Energy transfer processes and the green fluorescence in heavily doped Er3+: fluoride glasses

The thermalised (4S3/2 + 2H11/2) level plays a significant role in the overall population dynamics of Er3+ in fluoride glasses. A detailed study of the fluorescence waveforms from this level was conducted in Er3+-doped ZBAN glasses over a wide range of doping concentrations (0.2–18 mol%). Direct (520 nm) and up-conversion (800 nm) pumping were used in this study. Rate-equation analysis was used to identify and characterise the energy-transfer processes responsible for the observed fluorescence behaviour. Three-ion processes were found to be very important in the overall population dynamics, even at low doping concentrations.

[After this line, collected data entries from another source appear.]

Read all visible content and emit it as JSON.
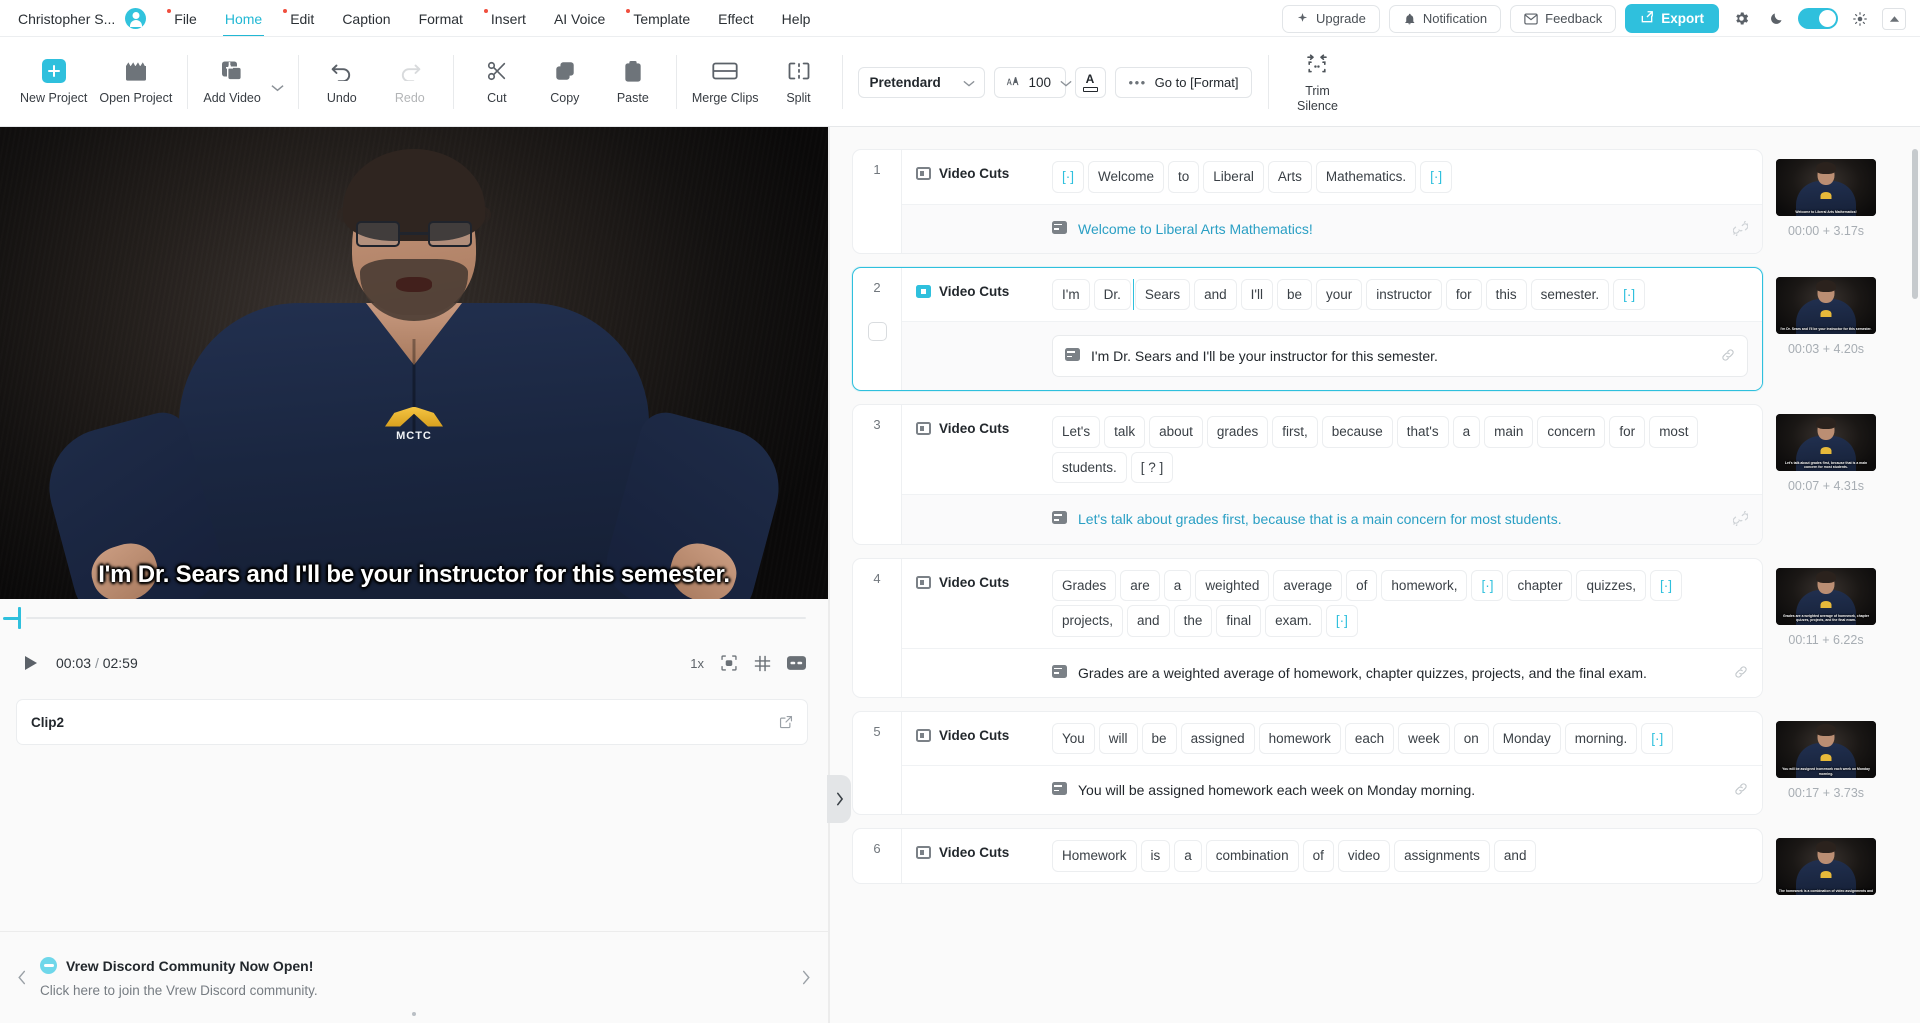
{
  "menubar": {
    "profile_name": "Christopher S...",
    "avatar_icon": "user-avatar-icon",
    "items": [
      {
        "label": "File",
        "active": false,
        "badge": true
      },
      {
        "label": "Home",
        "active": true,
        "badge": false
      },
      {
        "label": "Edit",
        "active": false,
        "badge": true
      },
      {
        "label": "Caption",
        "active": false,
        "badge": false
      },
      {
        "label": "Format",
        "active": false,
        "badge": false
      },
      {
        "label": "Insert",
        "active": false,
        "badge": true
      },
      {
        "label": "AI Voice",
        "active": false,
        "badge": false
      },
      {
        "label": "Template",
        "active": false,
        "badge": true
      },
      {
        "label": "Effect",
        "active": false,
        "badge": false
      },
      {
        "label": "Help",
        "active": false,
        "badge": false
      }
    ],
    "upgrade_label": "Upgrade",
    "notification_label": "Notification",
    "feedback_label": "Feedback",
    "export_label": "Export",
    "accent_color": "#2fc0dd",
    "badge_color": "#f04e3e"
  },
  "toolbar": {
    "new_project": "New Project",
    "open_project": "Open Project",
    "add_video": "Add Video",
    "undo": "Undo",
    "redo": "Redo",
    "cut": "Cut",
    "copy": "Copy",
    "paste": "Paste",
    "merge_clips": "Merge Clips",
    "split": "Split",
    "font_family_value": "Pretendard",
    "font_size_value": "100",
    "goto_format": "Go to [Format]",
    "trim_silence_line1": "Trim",
    "trim_silence_line2": "Silence"
  },
  "player": {
    "caption_text": "I'm Dr. Sears and I'll be your instructor for this semester.",
    "current_time": "00:03",
    "separator": "/",
    "total_time": "02:59",
    "speed": "1x",
    "clip_name": "Clip2"
  },
  "promo": {
    "title": "Vrew Discord Community Now Open!",
    "subtitle": "Click here to join the Vrew Discord community."
  },
  "clips": [
    {
      "index": "1",
      "cut_label": "Video Cuts",
      "selected": false,
      "words": [
        {
          "t": "[·]",
          "token": true
        },
        {
          "t": "Welcome"
        },
        {
          "t": "to"
        },
        {
          "t": "Liberal"
        },
        {
          "t": "Arts"
        },
        {
          "t": "Mathematics."
        },
        {
          "t": "[·]",
          "token": true
        }
      ],
      "subtitle": "Welcome to Liberal Arts Mathematics!",
      "subtitle_style": "link",
      "subtitle_boxed": false,
      "link_state": "broken",
      "thumb_time": "00:00 + 3.17s",
      "thumb_caption": "Welcome to Liberal Arts Mathematics!"
    },
    {
      "index": "2",
      "cut_label": "Video Cuts",
      "selected": true,
      "words": [
        {
          "t": "I'm"
        },
        {
          "t": "Dr."
        },
        {
          "t": "Sears",
          "cursor": true
        },
        {
          "t": "and"
        },
        {
          "t": "I'll"
        },
        {
          "t": "be"
        },
        {
          "t": "your"
        },
        {
          "t": "instructor"
        },
        {
          "t": "for"
        },
        {
          "t": "this"
        },
        {
          "t": "semester."
        },
        {
          "t": "[·]",
          "token": true
        }
      ],
      "subtitle": "I'm Dr. Sears and I'll be your instructor for this semester.",
      "subtitle_style": "plain",
      "subtitle_boxed": true,
      "link_state": "linked",
      "thumb_time": "00:03 + 4.20s",
      "thumb_caption": "I'm Dr. Sears and I'll be your instructor for this semester."
    },
    {
      "index": "3",
      "cut_label": "Video Cuts",
      "selected": false,
      "words": [
        {
          "t": "Let's"
        },
        {
          "t": "talk"
        },
        {
          "t": "about"
        },
        {
          "t": "grades"
        },
        {
          "t": "first,"
        },
        {
          "t": "because"
        },
        {
          "t": "that's"
        },
        {
          "t": "a"
        },
        {
          "t": "main"
        },
        {
          "t": "concern"
        },
        {
          "t": "for"
        },
        {
          "t": "most"
        },
        {
          "t": "students."
        },
        {
          "t": "[ ? ]"
        }
      ],
      "subtitle": "Let's talk about grades first, because that is a main concern for most students.",
      "subtitle_style": "link",
      "subtitle_boxed": false,
      "link_state": "broken",
      "thumb_time": "00:07 + 4.31s",
      "thumb_caption": "Let's talk about grades first, because that is a main concern for most students."
    },
    {
      "index": "4",
      "cut_label": "Video Cuts",
      "selected": false,
      "words": [
        {
          "t": "Grades"
        },
        {
          "t": "are"
        },
        {
          "t": "a"
        },
        {
          "t": "weighted"
        },
        {
          "t": "average"
        },
        {
          "t": "of"
        },
        {
          "t": "homework,"
        },
        {
          "t": "[·]",
          "token": true
        },
        {
          "t": "chapter"
        },
        {
          "t": "quizzes,"
        },
        {
          "t": "[·]",
          "token": true
        },
        {
          "t": "projects,"
        },
        {
          "t": "and"
        },
        {
          "t": "the"
        },
        {
          "t": "final"
        },
        {
          "t": "exam."
        },
        {
          "t": "[·]",
          "token": true
        }
      ],
      "subtitle": "Grades are a weighted average of homework, chapter quizzes, projects, and the final exam.",
      "subtitle_style": "plain",
      "subtitle_boxed": false,
      "link_state": "linked",
      "thumb_time": "00:11 + 6.22s",
      "thumb_caption": "Grades are a weighted average of homework, chapter quizzes, projects, and the final exam."
    },
    {
      "index": "5",
      "cut_label": "Video Cuts",
      "selected": false,
      "words": [
        {
          "t": "You"
        },
        {
          "t": "will"
        },
        {
          "t": "be"
        },
        {
          "t": "assigned"
        },
        {
          "t": "homework"
        },
        {
          "t": "each"
        },
        {
          "t": "week"
        },
        {
          "t": "on"
        },
        {
          "t": "Monday"
        },
        {
          "t": "morning."
        },
        {
          "t": "[·]",
          "token": true
        }
      ],
      "subtitle": "You will be assigned homework each week on Monday morning.",
      "subtitle_style": "plain",
      "subtitle_boxed": false,
      "link_state": "linked",
      "thumb_time": "00:17 + 3.73s",
      "thumb_caption": "You will be assigned homework each week on Monday morning."
    },
    {
      "index": "6",
      "cut_label": "Video Cuts",
      "selected": false,
      "words": [
        {
          "t": "Homework"
        },
        {
          "t": "is"
        },
        {
          "t": "a"
        },
        {
          "t": "combination"
        },
        {
          "t": "of"
        },
        {
          "t": "video"
        },
        {
          "t": "assignments"
        },
        {
          "t": "and"
        }
      ],
      "subtitle": "",
      "subtitle_style": "plain",
      "subtitle_boxed": false,
      "link_state": "none",
      "thumb_time": "",
      "thumb_caption": "The homework is a combination of video assignments and"
    }
  ]
}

With direct pumping the decay waveforms remained exponential for high Er3+ concentrations (e.g. 18 mol%). Two-ion and three-ion processes, that involve the ground state, were found to decrease the lifetime of the level from about 550 μs (0.2 mol%) to about 3 μs (18 mol%). With 800-nm pumping, the level received its initial population by multiphonon decay from the 2H9/2 level which is populated by excited-state absorption of the pump. The decay of the (4S3/2 + 2H11/2) level was found to be comprised of two components. The initial component was very similar to that observed with direct pumping and was again influenced by the above-mentioned multi-ion processes. The second component was the result of multi-ion processes involving the 4I11/2 level that transfer population from this level to the (4S3/2 + 2H11/2) level.